How FingerprintJS builds a visitor ID
The library reads a long list of entropy sources - canvas and audio rendering output, installed fonts, screen resolution and colour depth, user-agent and platform, language and timezone, hardware hints such as CPU core count and device memory, and WebGL/GPU details - and hashes the combination into one identifier. Each source on its own is weak, but together they are distinctive enough to recognise a returning device. The library's own documentation is candid about the limits: because everything runs in the browser, the identifier is open to spoofing and reverse engineering, and it cannot tell apart two devices with identical hardware, OS and browser, since every JavaScript-visible signal is the same.
Open source vs. Fingerprint Pro
There are two distinct products. The open-source library runs entirely client-side and produces a plain fingerprint hash. Fingerprint Pro (Fingerprint Identification) collects the browser signals but processes them server-side, adds network-level data such as IP and machine-learning models, and returns a stable visitor ID plus a per-request confidence score. The vendor markets Pro at 99.5% identification accuracy - a figure to attribute to Fingerprint rather than treat as an independent benchmark - and describes the open-source library only as significantly less accurate, without publishing a number. The conceptual line is between a plain fingerprint (a technical snapshot of the browser) and identification (resolving an actual returning visitor using client and server signals together).

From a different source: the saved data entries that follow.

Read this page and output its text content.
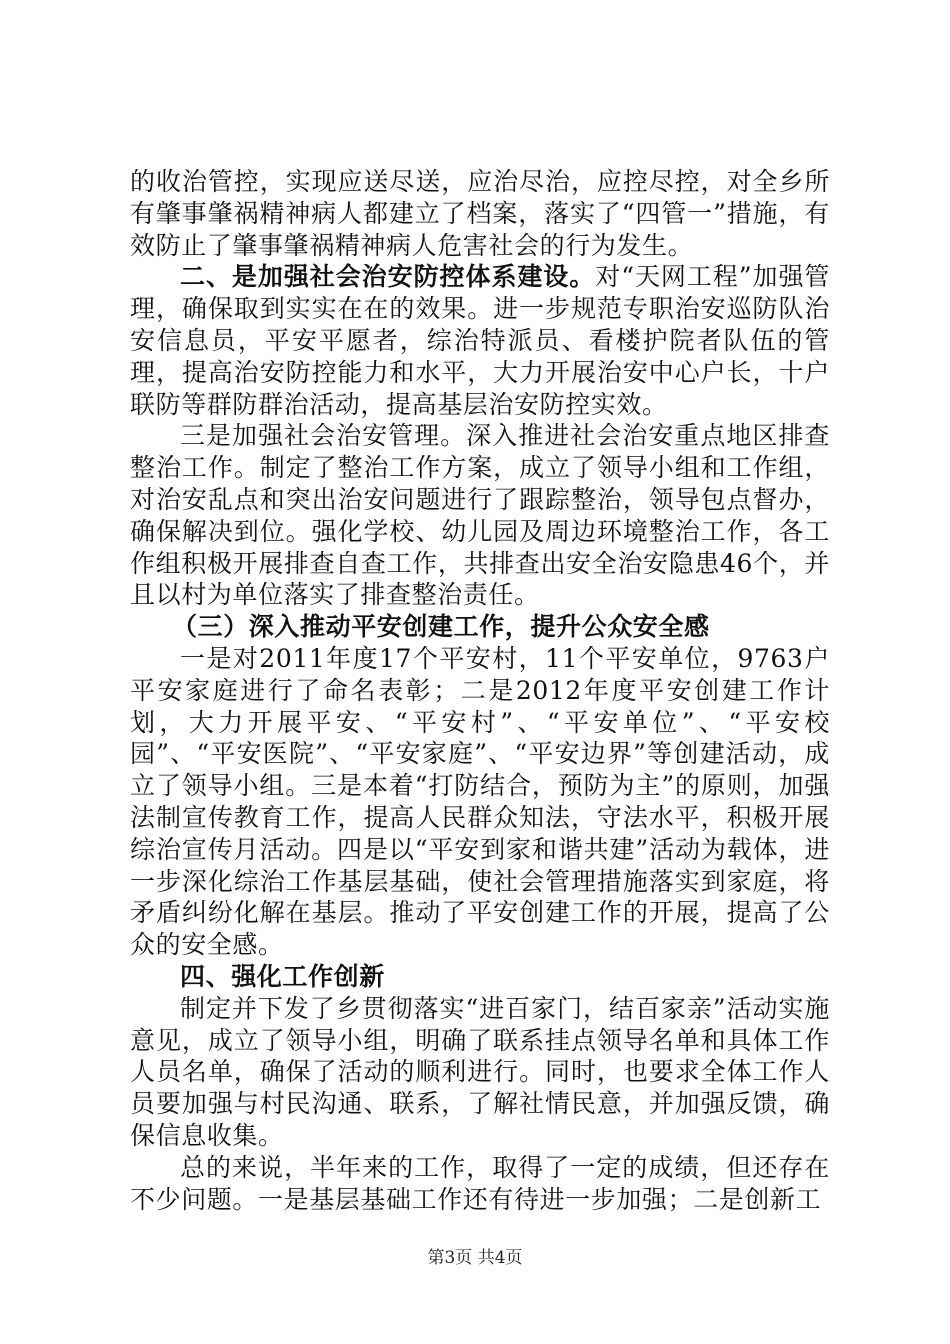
的收治管控，实现应送尽送，应治尽治，应控尽控，对全乡所有肇事肇祸精神病人都建立了档案，落实了“四管一”措施，有效防止了肇事肇祸精神病人危害社会的行为发生。

二、是加强社会治安防控体系建设。对“天网工程”加强管理，确保取到实实在在的效果。进一步规范专职治安巡防队治安信息员，平安平愿者，综治特派员、看楼护院者队伍的管理，提高治安防控能力和水平，大力开展治安中心户长，十户联防等群防群治活动，提高基层治安防控实效。

三是加强社会治安管理。深入推进社会治安重点地区排查整治工作。制定了整治工作方案，成立了领导小组和工作组，对治安乱点和突出治安问题进行了跟踪整治，领导包点督办，确保解决到位。强化学校、幼儿园及周边环境整治工作，各工作组积极开展排查自查工作，共排查出安全治安隐患46个，并且以村为单位落实了排查整治责任。

（三）深入推动平安创建工作，提升公众安全感

一是对2011年度17个平安村，11个平安单位，9763户平安家庭进行了命名表彰；二是2012年度平安创建工作计划，大力开展平安、“平安村”、“平安单位”、“平安校园”、“平安医院”、“平安家庭”、“平安边界”等创建活动，成立了领导小组。三是本着“打防结合，预防为主”的原则，加强法制宣传教育工作，提高人民群众知法，守法水平，积极开展综治宣传月活动。四是以“平安到家和谐共建”活动为载体，进一步深化综治工作基层基础，使社会管理措施落实到家庭，将矛盾纠纷化解在基层。推动了平安创建工作的开展，提高了公众的安全感。

四、强化工作创新

制定并下发了乡贯彻落实“进百家门，结百家亲”活动实施意见，成立了领导小组，明确了联系挂点领导名单和具体工作人员名单，确保了活动的顺利进行。同时，也要求全体工作人员要加强与村民沟通、联系，了解社情民意，并加强反馈，确保信息收集。

总的来说，半年来的工作，取得了一定的成绩，但还存在不少问题。一是基层基础工作还有待进一步加强；二是创新工

第3页 共4页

BotD and the bot-detection sibling
BotD is a separate, free, MIT-licensed library from the same company, focused on detecting automation rather than identifying visitors. It runs in the browser and flags headless browsers, virtual machines and automation frameworks - the open-source edition recognises headless Chrome and Firefox, Selenium, Playwright, PhantomJS, Electron and others. The commercial bot-detection tier adds a verdict structure (for example, a result such as bad or good plus a detected bot type), distinguishes legitimate crawlers from unwanted ones, and folds in server-side signals such as TLS and IP analysis. For a scraper, the practical takeaway is that FingerprintJS and BotD represent two of the most common client-side checks a site can deploy, and both look hardest at headless-browser signatures and at attributes that disagree with one another.